We're sophisticated adults and can make our own decisions.
I think of the internet as an extension of radio or television, and if I don't like what's on, I just change the channel.
Australia's new proposal in nothing short of what we call totalitarianism, and let's hope that ridiculous proposal is sent to the rubbish bin.
Porn is profitable
Considering that porn is most probably the most looked at thing on the net and that the industry makes well over a billion dollars a year in america I highly doubt that this kind of censorship will go through.
Let's face it money talks especially in washington and i'm sure there are already a number of congressmen who's hands have been greased excuse me lobbied and I can see this dying a death.But the posts are right whenever someone wants to censor anything it's always for god's sake save the children!.
Narrow end of the wedge
Once they have the mechanisms in place to censor smut, they can censor anything, say, criticism of the government. Look at China.
Aust. Government cites porn as reason to censor the net at ISPs.
Have you heard the scandal with the Australian government? They currently give away free net-filtering software for parents to 'protect their children' etc. Literally no-one I know whether they're parents or not, bothers to use this stuff. Education and healthy role models are what is the key here, not control.
This is supposedly a democracy... The proposed filter is the same as what is used in China! IMO The government is using porn as a red herring (trick, decoy) for the true purpose of control over what can and can't be said (EG. About government) on the internet, and which sites the public can and can't look at.
The trial filters ranged from slowing it down by 87% with best performing filter (most accurate) to only 2% slow down, but this one got 1 in 10 valid sites marked incorrectly and blacklisted, which will sabotage some online businesses completely... And the lag will make using the internet slower for all.
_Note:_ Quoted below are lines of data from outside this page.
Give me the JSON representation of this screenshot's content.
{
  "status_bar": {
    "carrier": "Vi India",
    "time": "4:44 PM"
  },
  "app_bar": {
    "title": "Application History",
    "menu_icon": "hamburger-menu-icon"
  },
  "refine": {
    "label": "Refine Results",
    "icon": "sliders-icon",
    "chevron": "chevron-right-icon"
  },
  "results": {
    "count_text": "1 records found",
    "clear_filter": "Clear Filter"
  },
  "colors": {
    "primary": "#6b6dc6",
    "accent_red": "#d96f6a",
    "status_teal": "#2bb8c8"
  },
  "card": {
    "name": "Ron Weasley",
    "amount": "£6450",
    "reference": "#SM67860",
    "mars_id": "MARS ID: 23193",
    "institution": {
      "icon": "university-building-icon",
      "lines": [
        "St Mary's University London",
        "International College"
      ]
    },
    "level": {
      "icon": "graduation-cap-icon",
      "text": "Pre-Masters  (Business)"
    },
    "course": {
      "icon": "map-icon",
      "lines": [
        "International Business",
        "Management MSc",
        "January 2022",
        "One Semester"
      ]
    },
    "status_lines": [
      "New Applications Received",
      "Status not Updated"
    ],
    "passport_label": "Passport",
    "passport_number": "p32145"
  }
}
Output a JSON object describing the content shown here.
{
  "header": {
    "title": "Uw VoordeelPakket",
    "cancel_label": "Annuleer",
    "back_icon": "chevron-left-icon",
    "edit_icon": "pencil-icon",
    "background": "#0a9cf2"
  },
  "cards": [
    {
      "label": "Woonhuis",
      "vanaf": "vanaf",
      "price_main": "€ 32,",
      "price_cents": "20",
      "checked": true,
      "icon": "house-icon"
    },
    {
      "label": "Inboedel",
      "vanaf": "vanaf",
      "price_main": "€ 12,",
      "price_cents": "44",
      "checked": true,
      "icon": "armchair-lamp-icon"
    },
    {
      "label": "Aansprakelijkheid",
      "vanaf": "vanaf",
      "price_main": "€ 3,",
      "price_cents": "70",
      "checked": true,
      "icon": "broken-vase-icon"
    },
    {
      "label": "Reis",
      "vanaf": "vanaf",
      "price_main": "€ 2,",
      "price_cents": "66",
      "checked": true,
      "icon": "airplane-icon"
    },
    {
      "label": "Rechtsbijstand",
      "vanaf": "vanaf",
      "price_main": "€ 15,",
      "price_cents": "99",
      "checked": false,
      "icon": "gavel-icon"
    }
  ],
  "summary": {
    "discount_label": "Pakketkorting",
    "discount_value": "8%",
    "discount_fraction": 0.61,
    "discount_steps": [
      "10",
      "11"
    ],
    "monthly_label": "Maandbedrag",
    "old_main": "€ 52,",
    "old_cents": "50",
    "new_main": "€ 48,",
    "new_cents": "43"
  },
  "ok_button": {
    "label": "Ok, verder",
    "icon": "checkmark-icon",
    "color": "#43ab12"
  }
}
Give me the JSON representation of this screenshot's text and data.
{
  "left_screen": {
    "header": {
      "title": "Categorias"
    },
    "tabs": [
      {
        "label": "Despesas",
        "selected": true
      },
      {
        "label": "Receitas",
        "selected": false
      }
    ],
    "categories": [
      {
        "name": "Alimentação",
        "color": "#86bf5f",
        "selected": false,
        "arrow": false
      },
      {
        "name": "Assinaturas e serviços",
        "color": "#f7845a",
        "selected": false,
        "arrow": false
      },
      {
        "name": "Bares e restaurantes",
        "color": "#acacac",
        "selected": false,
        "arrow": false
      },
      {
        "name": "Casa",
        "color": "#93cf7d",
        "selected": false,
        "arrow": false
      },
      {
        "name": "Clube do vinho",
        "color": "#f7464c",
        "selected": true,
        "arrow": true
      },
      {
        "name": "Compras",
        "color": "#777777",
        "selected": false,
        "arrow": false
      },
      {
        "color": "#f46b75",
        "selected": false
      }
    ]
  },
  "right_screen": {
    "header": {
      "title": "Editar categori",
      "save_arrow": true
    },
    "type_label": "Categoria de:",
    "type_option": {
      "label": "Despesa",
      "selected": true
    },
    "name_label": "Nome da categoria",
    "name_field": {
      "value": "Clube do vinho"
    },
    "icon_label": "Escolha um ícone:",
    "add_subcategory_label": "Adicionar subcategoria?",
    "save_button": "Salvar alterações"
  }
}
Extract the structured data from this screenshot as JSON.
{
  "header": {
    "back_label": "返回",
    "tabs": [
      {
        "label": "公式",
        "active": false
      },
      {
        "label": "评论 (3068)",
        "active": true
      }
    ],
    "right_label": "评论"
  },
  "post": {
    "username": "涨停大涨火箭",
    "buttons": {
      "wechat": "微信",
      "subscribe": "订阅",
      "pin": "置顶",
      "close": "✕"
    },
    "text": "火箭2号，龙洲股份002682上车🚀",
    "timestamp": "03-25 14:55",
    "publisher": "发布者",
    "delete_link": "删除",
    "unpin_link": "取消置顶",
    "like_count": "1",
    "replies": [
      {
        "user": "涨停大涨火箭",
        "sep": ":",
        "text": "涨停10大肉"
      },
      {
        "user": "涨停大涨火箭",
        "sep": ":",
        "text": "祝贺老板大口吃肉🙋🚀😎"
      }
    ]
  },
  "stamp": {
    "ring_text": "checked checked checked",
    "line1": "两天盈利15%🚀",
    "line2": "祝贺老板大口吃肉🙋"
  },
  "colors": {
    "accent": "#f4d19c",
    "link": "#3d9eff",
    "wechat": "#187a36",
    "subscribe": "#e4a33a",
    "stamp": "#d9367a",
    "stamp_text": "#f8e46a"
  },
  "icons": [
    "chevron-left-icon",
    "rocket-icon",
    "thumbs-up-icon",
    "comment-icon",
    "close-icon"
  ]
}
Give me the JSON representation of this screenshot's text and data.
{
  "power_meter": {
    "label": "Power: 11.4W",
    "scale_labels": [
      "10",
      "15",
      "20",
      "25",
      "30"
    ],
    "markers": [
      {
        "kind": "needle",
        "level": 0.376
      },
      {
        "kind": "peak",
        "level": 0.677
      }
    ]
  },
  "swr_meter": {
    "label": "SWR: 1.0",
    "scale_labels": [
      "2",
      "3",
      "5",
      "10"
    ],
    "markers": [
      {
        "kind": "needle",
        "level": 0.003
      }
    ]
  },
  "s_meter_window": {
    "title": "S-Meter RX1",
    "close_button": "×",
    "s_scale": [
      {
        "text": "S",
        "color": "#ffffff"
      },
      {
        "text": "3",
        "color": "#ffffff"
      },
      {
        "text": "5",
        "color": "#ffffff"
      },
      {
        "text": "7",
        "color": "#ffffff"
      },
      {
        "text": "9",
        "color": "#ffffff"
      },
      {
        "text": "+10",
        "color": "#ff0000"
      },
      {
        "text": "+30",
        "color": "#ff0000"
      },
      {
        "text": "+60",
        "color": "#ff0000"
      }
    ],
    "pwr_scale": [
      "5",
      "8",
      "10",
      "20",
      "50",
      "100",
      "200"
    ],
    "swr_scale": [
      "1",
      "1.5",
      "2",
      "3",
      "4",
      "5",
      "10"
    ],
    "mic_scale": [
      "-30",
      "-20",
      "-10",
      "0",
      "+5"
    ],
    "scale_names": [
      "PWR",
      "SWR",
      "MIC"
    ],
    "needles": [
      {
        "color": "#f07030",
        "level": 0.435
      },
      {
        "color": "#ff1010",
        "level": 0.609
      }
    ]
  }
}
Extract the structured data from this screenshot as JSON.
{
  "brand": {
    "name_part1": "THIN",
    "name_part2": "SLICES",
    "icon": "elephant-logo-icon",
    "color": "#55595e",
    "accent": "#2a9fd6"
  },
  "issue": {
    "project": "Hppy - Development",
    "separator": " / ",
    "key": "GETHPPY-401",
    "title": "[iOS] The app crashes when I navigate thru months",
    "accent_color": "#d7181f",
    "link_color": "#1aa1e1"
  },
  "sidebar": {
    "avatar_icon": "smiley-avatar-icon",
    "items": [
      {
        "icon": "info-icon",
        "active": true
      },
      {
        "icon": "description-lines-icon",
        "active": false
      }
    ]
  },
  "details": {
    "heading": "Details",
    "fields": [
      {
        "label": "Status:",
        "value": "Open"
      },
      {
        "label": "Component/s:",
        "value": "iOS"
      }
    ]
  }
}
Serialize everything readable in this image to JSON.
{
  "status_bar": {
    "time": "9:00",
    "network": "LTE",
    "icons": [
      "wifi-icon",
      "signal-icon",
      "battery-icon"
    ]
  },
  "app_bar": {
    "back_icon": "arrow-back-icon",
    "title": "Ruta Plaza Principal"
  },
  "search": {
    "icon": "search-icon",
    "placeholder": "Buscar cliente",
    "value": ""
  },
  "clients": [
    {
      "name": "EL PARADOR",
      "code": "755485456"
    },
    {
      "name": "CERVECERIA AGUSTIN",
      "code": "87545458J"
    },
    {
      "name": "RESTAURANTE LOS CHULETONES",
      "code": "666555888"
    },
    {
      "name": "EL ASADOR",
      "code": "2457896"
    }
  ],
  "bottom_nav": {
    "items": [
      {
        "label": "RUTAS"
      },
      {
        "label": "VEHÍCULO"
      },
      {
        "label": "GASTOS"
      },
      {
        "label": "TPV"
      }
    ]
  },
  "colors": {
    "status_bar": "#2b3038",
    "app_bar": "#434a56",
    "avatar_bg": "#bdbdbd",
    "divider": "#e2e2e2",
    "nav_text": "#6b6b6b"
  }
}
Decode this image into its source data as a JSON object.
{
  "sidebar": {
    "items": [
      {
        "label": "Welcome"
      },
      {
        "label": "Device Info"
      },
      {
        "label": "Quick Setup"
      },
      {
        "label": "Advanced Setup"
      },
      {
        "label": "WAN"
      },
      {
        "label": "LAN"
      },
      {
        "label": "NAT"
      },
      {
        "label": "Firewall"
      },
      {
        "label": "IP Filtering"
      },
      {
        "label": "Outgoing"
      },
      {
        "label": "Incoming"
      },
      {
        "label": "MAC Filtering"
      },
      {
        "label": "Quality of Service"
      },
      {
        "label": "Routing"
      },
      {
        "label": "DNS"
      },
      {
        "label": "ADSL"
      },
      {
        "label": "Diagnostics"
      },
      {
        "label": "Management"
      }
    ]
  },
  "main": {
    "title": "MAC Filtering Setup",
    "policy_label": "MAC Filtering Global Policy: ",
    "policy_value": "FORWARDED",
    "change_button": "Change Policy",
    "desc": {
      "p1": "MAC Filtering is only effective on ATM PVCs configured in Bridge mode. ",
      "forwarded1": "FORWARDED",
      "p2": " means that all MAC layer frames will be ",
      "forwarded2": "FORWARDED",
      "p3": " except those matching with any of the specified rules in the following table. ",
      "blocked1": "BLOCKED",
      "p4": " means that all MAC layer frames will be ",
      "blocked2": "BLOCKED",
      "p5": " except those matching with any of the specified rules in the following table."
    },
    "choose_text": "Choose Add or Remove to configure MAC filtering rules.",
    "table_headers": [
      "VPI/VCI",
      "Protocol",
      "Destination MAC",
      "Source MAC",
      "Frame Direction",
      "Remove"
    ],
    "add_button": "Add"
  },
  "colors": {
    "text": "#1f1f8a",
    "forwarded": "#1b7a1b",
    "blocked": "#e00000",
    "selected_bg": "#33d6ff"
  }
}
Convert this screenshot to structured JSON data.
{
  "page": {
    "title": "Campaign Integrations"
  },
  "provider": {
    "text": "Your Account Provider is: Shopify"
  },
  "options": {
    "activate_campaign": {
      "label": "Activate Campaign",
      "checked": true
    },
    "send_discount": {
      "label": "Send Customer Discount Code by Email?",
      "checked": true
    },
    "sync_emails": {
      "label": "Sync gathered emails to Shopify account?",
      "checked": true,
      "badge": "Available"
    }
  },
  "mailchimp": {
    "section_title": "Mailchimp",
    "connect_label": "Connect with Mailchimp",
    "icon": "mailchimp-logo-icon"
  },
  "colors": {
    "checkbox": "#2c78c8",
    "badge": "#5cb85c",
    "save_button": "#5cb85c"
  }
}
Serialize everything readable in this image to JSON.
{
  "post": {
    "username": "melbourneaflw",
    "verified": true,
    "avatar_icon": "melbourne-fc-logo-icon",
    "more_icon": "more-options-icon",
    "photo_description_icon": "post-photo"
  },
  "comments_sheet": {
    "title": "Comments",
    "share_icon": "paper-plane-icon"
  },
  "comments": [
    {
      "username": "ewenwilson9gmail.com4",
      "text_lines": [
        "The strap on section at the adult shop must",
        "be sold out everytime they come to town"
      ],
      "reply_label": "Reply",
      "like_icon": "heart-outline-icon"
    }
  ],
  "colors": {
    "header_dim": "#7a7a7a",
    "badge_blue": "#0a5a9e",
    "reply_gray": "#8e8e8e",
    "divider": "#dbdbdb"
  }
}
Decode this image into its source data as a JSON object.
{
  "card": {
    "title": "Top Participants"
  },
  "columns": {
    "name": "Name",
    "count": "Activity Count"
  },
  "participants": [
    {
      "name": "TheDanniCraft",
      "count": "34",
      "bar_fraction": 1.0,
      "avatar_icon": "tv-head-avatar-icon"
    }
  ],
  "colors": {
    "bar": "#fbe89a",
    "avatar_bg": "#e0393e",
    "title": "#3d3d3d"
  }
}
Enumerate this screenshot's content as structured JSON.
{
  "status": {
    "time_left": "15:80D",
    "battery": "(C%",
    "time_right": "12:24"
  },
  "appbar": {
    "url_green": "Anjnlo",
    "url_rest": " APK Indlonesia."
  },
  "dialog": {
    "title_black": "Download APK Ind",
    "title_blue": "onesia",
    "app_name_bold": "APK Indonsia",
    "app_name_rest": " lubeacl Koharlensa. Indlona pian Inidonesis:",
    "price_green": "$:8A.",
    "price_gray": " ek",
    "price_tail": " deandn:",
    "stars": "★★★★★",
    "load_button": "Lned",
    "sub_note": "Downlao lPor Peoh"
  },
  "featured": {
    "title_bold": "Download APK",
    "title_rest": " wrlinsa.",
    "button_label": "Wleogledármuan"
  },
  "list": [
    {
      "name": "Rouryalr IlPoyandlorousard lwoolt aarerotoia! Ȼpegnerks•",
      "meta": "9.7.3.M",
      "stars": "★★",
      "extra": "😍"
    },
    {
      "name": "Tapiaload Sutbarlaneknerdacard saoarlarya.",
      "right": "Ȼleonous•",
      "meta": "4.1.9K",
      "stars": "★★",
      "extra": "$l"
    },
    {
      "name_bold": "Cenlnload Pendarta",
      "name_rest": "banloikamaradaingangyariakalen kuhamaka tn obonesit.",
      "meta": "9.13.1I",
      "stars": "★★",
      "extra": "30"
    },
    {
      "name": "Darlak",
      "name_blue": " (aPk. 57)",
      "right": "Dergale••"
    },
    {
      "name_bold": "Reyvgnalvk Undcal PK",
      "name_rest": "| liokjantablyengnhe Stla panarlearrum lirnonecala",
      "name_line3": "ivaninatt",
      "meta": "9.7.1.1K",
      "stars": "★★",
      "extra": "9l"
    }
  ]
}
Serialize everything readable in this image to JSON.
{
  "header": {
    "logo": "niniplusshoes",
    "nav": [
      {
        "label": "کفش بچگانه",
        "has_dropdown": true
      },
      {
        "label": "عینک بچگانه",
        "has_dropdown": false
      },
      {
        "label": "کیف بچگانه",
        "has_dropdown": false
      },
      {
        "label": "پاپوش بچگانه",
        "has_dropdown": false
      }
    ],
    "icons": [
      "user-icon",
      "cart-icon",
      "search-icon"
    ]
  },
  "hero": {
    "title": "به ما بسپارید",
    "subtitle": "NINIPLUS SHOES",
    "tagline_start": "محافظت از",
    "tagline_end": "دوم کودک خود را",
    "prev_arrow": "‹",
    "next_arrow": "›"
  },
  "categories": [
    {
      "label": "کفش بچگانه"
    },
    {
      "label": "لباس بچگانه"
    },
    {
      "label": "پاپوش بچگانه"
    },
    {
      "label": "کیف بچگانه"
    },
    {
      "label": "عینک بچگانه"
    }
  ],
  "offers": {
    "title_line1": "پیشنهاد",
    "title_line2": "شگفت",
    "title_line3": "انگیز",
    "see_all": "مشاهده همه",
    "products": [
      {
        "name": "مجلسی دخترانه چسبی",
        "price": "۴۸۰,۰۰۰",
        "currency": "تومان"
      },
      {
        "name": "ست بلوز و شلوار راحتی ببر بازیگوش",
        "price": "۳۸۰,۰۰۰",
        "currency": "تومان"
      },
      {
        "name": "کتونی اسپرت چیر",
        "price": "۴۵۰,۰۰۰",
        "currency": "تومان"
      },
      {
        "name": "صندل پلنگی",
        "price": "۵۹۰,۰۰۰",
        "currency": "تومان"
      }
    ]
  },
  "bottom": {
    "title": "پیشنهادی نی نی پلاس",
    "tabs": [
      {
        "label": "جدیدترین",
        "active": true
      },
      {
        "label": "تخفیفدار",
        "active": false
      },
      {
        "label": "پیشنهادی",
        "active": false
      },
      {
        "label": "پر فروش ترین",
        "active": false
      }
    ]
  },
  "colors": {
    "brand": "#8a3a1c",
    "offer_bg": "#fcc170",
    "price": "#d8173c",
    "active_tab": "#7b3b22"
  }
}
We already have some of the slowest average user speeds here, and only just starting to catch up with speed. :-(
Please people, if you want to help stop this rubbish, please sign this petition:
http://www.getup.org.au/campaign/SaveTheNet/442
Currently over 90,000 signatures, and counting :-)
Thanks again WebProNews for keeping us informed and in the know!
Censorship is the cancer
Censorship is the cancer that is killing the internet.